Methods: In a cross-sectional study, 245 children (137 boys and 108 girls) aged 8-11 years, were recruited from a population based cohort. VO2PEAK (ml/min-1/kg-1) was assessed by indirect calorimetry during a maximal exercise test. DXA-scan was used to measure lean body mass (LBM) and total fat mass (TBF). Echocardiography, with 2-dimensional guided M-mode, was performed in accordance with current guidelines. Left ventricular end-diastolic diameter (LVDD) and left atrial end-systolic diameter (LA) were measured, and left ventricular mass (LVM) was calculated.

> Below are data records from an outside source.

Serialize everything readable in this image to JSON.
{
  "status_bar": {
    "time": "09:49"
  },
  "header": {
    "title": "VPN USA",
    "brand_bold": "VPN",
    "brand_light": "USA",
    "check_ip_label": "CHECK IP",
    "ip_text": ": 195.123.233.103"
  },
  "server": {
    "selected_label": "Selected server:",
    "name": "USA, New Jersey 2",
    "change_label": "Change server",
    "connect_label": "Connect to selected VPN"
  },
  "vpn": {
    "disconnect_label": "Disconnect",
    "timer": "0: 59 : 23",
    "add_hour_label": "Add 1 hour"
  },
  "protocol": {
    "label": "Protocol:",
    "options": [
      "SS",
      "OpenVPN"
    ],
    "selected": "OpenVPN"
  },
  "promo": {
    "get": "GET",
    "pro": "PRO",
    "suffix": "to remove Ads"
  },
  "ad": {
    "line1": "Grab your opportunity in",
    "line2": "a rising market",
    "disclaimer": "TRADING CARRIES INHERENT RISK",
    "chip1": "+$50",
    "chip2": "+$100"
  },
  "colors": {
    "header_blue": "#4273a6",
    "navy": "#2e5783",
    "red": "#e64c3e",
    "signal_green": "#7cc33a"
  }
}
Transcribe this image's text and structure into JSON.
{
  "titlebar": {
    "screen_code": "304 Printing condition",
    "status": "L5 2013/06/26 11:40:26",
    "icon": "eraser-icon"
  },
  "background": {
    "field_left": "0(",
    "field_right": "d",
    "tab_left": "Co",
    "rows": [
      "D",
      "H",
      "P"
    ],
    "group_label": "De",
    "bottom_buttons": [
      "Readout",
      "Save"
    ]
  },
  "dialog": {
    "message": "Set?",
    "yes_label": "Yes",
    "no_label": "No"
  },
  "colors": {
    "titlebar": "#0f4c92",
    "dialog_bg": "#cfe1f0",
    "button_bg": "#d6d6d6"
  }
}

Results: Univariate correlations were found between VO2PEAK versus LVDD r=0.44 and LA r=0.27 (both P<0.05) and LVM r=-0.06 (NS) in boys. Corresponding values for girls were; 0.55, 0.34 (both P<0.05) and 0.11 (NS). Multiple regression analysis with VO2PEAK as dependent variable and inclusion of LBM, TBF, sex, age, Tanner stage, and maximal heart rate as independent variables showed that 67% of the total variance of VO2PEAK could be explained by these variables. Including LVDD or LA in the model, added 1% additional explained variance.
Conclusion: Findings from this population based cohort of young healthy children show that multiple cardiac dimensions at rest are related to VO2PEAK. However, the different cardiac dimensions contributed very little to the added explained variance of VO2PEAK.